A recent interviewee commented that my knowledge about privacy issues was unique and that most people  were fine with allowing others (government, corporate etc.) to control and use their data for the sake of convenience.  While this might be true, he also mentioned that this made me a lucrative niche market for innovation – providers will create services to cater to people like me. As I wrote in Harvard Business Review, I agree with this, but I wonder how much of this is a constraint on my access to technology.

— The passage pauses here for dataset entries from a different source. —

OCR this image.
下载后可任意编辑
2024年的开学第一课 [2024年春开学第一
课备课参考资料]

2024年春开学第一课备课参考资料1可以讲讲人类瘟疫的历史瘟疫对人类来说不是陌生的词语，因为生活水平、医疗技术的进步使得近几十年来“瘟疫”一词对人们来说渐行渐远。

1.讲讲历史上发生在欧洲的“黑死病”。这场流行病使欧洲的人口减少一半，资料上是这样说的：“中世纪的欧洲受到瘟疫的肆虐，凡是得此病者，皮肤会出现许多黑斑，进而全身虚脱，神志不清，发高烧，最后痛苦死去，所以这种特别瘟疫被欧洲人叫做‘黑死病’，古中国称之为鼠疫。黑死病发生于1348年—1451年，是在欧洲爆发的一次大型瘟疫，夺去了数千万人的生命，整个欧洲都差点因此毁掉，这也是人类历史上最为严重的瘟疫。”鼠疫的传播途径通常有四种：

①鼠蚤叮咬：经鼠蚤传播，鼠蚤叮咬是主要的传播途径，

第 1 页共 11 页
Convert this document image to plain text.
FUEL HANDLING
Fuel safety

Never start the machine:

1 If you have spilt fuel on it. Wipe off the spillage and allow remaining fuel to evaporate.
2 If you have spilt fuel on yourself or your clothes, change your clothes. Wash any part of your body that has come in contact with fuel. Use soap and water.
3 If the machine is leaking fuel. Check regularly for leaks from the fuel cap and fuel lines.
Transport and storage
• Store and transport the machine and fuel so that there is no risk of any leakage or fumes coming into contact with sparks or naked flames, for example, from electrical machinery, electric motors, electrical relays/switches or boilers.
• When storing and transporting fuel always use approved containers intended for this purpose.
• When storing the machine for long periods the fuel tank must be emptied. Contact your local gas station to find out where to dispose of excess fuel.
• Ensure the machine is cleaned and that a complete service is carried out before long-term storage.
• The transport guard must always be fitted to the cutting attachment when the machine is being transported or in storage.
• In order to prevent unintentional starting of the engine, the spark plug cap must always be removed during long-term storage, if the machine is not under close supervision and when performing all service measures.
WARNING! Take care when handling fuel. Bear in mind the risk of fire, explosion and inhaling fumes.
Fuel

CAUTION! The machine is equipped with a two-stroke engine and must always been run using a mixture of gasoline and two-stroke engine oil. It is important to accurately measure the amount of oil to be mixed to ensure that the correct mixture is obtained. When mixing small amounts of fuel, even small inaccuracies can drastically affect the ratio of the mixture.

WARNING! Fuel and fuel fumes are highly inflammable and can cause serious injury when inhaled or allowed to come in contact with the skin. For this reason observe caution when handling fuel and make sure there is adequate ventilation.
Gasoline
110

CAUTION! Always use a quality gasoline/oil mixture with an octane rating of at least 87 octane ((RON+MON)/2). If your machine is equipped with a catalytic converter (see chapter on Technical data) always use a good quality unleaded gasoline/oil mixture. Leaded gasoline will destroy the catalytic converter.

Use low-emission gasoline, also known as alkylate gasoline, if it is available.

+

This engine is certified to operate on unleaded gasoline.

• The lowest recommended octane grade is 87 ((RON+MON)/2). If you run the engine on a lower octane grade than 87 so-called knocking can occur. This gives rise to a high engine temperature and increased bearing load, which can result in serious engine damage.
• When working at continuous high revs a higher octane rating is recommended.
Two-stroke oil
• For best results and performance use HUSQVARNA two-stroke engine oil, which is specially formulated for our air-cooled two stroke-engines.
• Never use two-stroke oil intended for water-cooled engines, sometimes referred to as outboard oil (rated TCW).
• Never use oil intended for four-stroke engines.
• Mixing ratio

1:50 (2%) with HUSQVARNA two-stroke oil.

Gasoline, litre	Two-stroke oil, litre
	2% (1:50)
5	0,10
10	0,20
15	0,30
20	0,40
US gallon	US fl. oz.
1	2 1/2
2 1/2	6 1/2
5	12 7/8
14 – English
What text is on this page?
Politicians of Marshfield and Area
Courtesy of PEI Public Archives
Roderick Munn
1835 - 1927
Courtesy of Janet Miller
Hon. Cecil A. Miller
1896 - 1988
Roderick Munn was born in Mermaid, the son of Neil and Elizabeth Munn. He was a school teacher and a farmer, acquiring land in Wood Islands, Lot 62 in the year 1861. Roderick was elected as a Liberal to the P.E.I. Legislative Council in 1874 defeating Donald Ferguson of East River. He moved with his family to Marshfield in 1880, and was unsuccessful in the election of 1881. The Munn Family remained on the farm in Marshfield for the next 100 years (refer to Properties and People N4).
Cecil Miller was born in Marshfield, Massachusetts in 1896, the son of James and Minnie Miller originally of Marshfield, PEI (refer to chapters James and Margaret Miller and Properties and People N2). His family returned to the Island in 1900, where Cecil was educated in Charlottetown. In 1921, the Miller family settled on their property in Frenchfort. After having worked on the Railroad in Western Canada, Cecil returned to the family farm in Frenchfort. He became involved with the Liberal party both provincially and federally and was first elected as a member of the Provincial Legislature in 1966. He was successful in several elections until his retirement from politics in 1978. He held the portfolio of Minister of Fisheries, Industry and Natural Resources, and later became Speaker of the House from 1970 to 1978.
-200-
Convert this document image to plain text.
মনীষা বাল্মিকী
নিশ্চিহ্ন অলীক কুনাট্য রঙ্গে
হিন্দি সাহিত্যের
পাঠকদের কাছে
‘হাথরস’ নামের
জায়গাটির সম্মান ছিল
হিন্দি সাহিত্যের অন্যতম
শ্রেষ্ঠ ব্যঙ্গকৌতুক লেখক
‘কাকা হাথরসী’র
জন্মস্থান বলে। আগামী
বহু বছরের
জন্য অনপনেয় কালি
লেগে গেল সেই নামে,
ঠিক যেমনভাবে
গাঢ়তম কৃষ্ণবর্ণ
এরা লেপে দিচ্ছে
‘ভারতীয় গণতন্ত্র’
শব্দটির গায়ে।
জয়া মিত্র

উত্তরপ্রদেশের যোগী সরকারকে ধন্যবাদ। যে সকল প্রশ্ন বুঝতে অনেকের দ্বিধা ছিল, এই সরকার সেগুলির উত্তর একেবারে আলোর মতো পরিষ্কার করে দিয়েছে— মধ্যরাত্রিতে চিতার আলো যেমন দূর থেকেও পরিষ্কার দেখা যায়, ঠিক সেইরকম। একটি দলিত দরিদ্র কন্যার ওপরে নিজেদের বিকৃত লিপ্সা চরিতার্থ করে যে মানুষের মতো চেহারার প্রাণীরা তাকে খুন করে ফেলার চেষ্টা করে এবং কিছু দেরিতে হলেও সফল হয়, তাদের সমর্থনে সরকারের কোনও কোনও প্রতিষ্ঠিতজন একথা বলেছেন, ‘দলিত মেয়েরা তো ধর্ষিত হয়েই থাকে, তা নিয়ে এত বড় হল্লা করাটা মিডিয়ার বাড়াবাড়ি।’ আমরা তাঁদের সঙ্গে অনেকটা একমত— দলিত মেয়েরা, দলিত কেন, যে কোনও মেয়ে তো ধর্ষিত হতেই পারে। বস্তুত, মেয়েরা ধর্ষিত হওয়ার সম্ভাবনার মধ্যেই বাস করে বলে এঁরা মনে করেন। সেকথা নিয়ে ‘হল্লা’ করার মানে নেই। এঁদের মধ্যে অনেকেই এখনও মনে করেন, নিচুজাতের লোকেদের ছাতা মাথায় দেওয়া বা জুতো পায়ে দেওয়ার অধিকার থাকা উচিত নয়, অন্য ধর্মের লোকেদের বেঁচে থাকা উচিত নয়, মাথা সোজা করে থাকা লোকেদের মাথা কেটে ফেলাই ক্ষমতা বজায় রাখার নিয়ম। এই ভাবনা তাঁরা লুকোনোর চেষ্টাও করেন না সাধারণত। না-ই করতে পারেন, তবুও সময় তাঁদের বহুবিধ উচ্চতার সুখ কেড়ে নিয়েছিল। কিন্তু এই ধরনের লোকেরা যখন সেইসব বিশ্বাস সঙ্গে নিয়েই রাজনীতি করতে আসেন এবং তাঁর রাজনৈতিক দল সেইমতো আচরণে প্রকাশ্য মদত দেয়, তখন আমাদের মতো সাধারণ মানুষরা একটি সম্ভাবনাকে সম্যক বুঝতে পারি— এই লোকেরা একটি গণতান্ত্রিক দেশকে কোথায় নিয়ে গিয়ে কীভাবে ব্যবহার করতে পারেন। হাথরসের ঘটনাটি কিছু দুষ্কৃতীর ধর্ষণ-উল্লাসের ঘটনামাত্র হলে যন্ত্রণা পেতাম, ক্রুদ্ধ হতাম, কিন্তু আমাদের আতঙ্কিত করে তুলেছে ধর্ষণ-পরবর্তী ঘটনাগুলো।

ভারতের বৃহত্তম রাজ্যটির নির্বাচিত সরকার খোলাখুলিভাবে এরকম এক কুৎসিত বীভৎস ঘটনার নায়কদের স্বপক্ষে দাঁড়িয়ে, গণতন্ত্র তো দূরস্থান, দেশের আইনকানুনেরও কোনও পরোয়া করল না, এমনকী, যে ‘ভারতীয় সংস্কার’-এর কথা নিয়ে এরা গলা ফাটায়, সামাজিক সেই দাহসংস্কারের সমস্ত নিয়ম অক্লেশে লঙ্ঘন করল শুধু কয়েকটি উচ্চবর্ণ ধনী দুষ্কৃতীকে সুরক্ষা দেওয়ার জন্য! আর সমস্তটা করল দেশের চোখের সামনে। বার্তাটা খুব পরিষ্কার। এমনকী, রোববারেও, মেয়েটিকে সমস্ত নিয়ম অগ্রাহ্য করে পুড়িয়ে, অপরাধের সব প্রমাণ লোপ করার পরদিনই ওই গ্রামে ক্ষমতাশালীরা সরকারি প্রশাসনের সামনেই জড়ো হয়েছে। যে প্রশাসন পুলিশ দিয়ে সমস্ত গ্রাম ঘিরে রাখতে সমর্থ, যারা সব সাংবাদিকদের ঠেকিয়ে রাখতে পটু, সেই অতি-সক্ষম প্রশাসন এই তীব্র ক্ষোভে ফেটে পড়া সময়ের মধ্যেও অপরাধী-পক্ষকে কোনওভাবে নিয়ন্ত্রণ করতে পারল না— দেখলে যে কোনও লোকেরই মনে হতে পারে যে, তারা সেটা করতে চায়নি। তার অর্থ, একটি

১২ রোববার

We love technology but our decision to use it and the consequences of doing so increasingly fall under the discretion of others who may not hold our personal interests in mind.  Why should anyone have to find a special service in order to feel safe from prying eyes no matter who that might be? I do not pretend to have these answers, but it is something that should make everyone a little uncomfortable.  It’s a choice, of course. In the meantime, I’d suggest to keep those intimate records a little closer to home because there are few protections.